Although the act applies to every transaction in South Africa, it does not apply to transactions where the purchaser or the seller is a juristic person or whose asset value or turnover exceeds a certain threshold, to be determined by the Minister. “The Consumer Protection Act will affect most auction sales,” says Levitt, “and strangely there are few pieces of law dealing with auctions outside the Estate Agency Affairs Act. It’s almost as if auctions have been forgotten but because the industry has grown so aggressively in the last decade, government and legislators are now making provisions for auctions. This is in essence good for an industry which has now come off age.
“As auctioneers we welcome the Consumer Protection Act, although it will put pressure on our back-end processes. Auction consumers have been ignored for too long when it comes to this growing multi-billion Rand sector,” says Levitt.
There are several areas which affect auctions, including the relationship between auctioneers and sellers in respect of mandate agreements. These will now be subject to the act; when a seller is selling property in the ordinary course of his business, the act will apply to these transactions.
One of the more controversial aspects of the act is that a cooling-off period will be available to sellers in respect of auction mandates within five business days after signing of the mandate agreement. “Auctioneers are obliged to inform the seller of this right in writing and it must be included in mandate agreements,” says Levitt.
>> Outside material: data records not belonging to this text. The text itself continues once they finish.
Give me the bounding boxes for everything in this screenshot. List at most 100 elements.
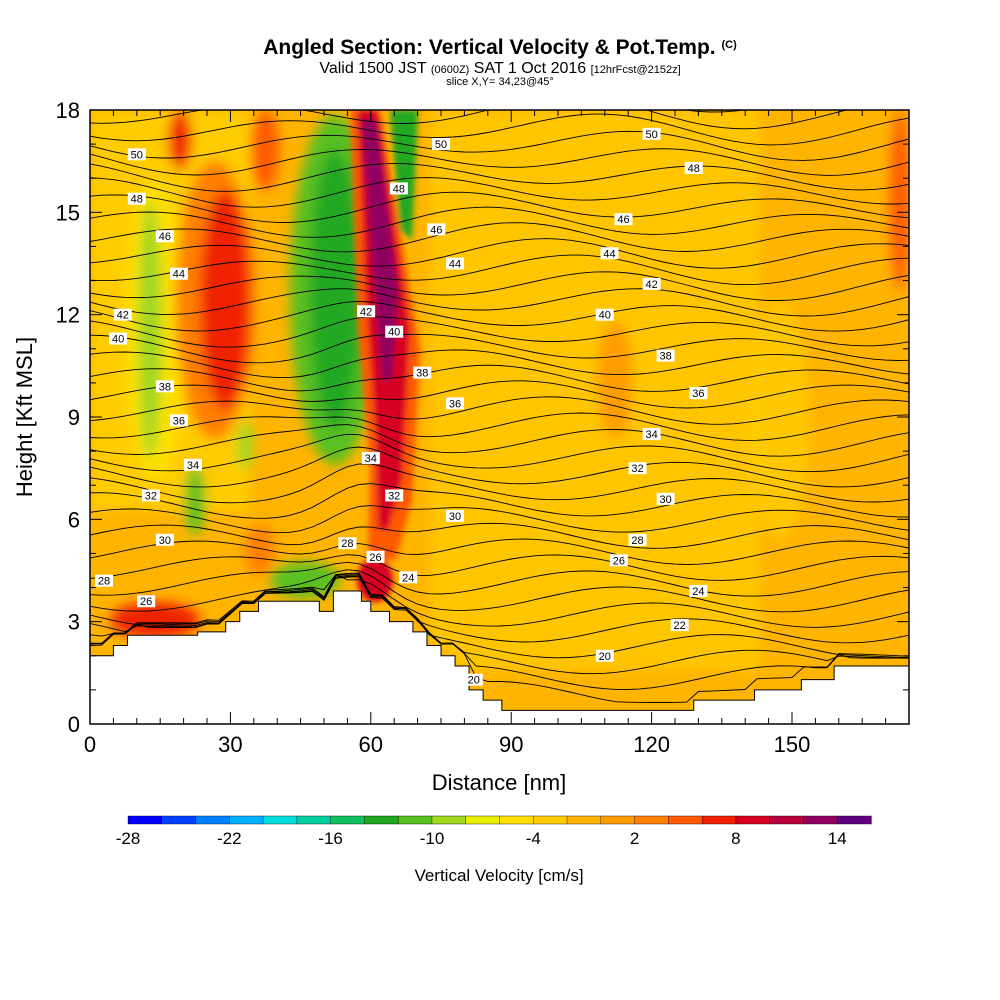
isentrope-line xyxy=(90,538,909,565)
contour-label-bg xyxy=(600,247,619,260)
contour-label: 48 xyxy=(684,161,703,175)
contour-label: 30 xyxy=(155,533,174,547)
chart-subtitle: Valid 1500 JST (0600Z) SAT 1 Oct 2016 [1… xyxy=(0,60,1000,79)
colorbar-swatch xyxy=(533,815,568,825)
contour-label: 48 xyxy=(389,182,408,195)
contour-label: 28 xyxy=(95,574,114,588)
isentrope-line xyxy=(90,222,909,253)
contour-label-bg xyxy=(413,366,432,379)
y-tick-label: 15 xyxy=(56,200,80,225)
contour-label-bg xyxy=(670,619,689,632)
x-tick-label: 60 xyxy=(359,732,383,757)
contour-label: 32 xyxy=(141,489,160,502)
contour-label: 30 xyxy=(446,509,465,523)
y-axis-label: Height [Kft MSL] xyxy=(12,337,37,497)
x-tick-label: 90 xyxy=(499,732,523,757)
contour-label-text: 28 xyxy=(631,535,643,547)
colorbar-swatch xyxy=(803,815,838,825)
contour-label-text: 44 xyxy=(449,259,461,271)
isentrope-line xyxy=(90,446,909,488)
y-tick-label: 18 xyxy=(56,98,80,123)
isentrope-line xyxy=(90,271,909,301)
y-tick-label: 0 xyxy=(68,712,80,737)
contour-label: 40 xyxy=(595,308,614,322)
contour-label-bg xyxy=(155,380,174,393)
isentrope-line xyxy=(90,412,909,441)
valid-utc: (0600Z) xyxy=(430,64,470,76)
terrain-mask xyxy=(89,590,910,725)
contour-label: 26 xyxy=(609,554,628,567)
contour-label-text: 44 xyxy=(173,269,185,281)
colorbar-tick-label: -4 xyxy=(526,829,541,848)
contour-label-text: 38 xyxy=(159,381,171,393)
x-tick-label: 0 xyxy=(84,732,96,757)
colorbar-swatch xyxy=(465,815,501,825)
isentrope-line xyxy=(90,522,909,549)
colorbar-label: Vertical Velocity [cm/s] xyxy=(414,866,583,885)
isentrope-line xyxy=(90,505,909,534)
isentrope-line xyxy=(90,177,909,208)
contour-label-bg xyxy=(183,458,202,471)
temperature-contours xyxy=(90,110,909,703)
x-tick-label: 120 xyxy=(633,732,670,757)
contour-label-bg xyxy=(432,138,450,151)
contour-label-text: 40 xyxy=(388,327,400,339)
contour-label-bg xyxy=(446,257,465,270)
contour-label-bg xyxy=(338,537,357,550)
contour-label: 36 xyxy=(169,414,188,427)
colorbar-swatch xyxy=(499,815,534,825)
contour-label-text: 26 xyxy=(613,555,625,567)
title-text: Angled Section: Vertical Velocity & Pot.… xyxy=(263,36,716,59)
contour-label: 38 xyxy=(656,349,675,363)
valid-date: SAT 1 Oct 2016 xyxy=(473,60,587,77)
contour-label-bg xyxy=(464,673,483,686)
contour-label-text: 30 xyxy=(660,494,672,506)
y-tick-label: 3 xyxy=(68,610,80,635)
contour-label-bg xyxy=(389,182,408,195)
slice-label: slice X,Y= 34,23@45° xyxy=(446,76,554,88)
x-tick-label: 150 xyxy=(774,732,811,757)
colorbar-swatch xyxy=(262,815,298,825)
isentrope-line xyxy=(90,380,909,409)
contour-label: 50 xyxy=(432,138,450,151)
isentrope-line xyxy=(90,113,909,146)
contour-label-text: 44 xyxy=(603,248,615,260)
contour-label-bg xyxy=(169,267,188,280)
isentrope-line xyxy=(90,483,909,519)
colorbar-tick-label: -16 xyxy=(318,829,343,848)
contour-label-text: 26 xyxy=(369,552,381,564)
contour-label-text: 28 xyxy=(98,576,110,588)
colorbar-swatch xyxy=(296,815,332,825)
contour-label-bg xyxy=(642,277,661,290)
contour-label: 20 xyxy=(464,673,483,687)
contour-label: 30 xyxy=(656,492,675,506)
isentrope-line xyxy=(90,349,909,379)
y-tick-label: 12 xyxy=(56,303,80,328)
contour-label: 26 xyxy=(137,595,156,608)
contour-label: 32 xyxy=(385,489,404,502)
contour-label-bg xyxy=(95,574,114,587)
isentrope-line xyxy=(90,561,909,597)
contour-label: 46 xyxy=(427,223,446,236)
colorbar-swatch xyxy=(634,815,669,825)
colorbar-swatch xyxy=(195,815,230,825)
contour-label-text: 20 xyxy=(599,651,611,663)
contour-label-text: 24 xyxy=(402,572,414,584)
contour-label: 40 xyxy=(385,325,404,339)
contour-label-bg xyxy=(595,649,614,662)
colorbar-swatch xyxy=(837,815,872,825)
contour-label-bg xyxy=(385,325,404,338)
contour-label: 24 xyxy=(689,584,708,598)
contour-label: 42 xyxy=(113,308,132,322)
colorbar-tick-label: -28 xyxy=(116,829,141,848)
contour-label: 46 xyxy=(155,230,174,243)
colorbar-swatch xyxy=(566,815,602,825)
contour-label-bg xyxy=(684,161,703,174)
contour-label-text: 34 xyxy=(365,453,377,465)
contour-label: 32 xyxy=(628,462,647,475)
x-axis-label: Distance [nm] xyxy=(432,770,567,795)
contour-label-text: 30 xyxy=(449,511,461,523)
contour-label: 42 xyxy=(642,277,661,291)
isentrope-line xyxy=(90,238,909,269)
Auctioneers will now also be subject to several rules which affect brokers; a prohibited period will be prescribed during which purchasers and sellers may not be visited at their homes for the purpose of inviting them to auctions or to obtain mandates, unless they expressly or implicitly request or agree otherwise. Maximum periods may also be prescribed for mandates. Sellers may terminate any mandate at any time, with 20 business days’ written notice, and all documentation must be in plain language.
With regards auction bidding, a new piece of legislation will affect the actual auction sale and will affect the way auctioneers conduct sales. Now bids may be retracted until the fall of the hammer and cannot be made non-retractable before this point. South African auctioneers will now follow worldwide trends which puts the power back in the consumer’s hands. Gone will be the days when someone accidentally bids and is then made liable for their purchase. They now have the power to retract a bid, as long as it’s before the fall of the hammer.
Another new piece of legislation envisaged in the act is that the Minister may prescribe requirements to be complied with by an auctioneer. This pertains to the actual conducting of an auction, records to be maintained regarding property placed on auction and the sale of such property by auction.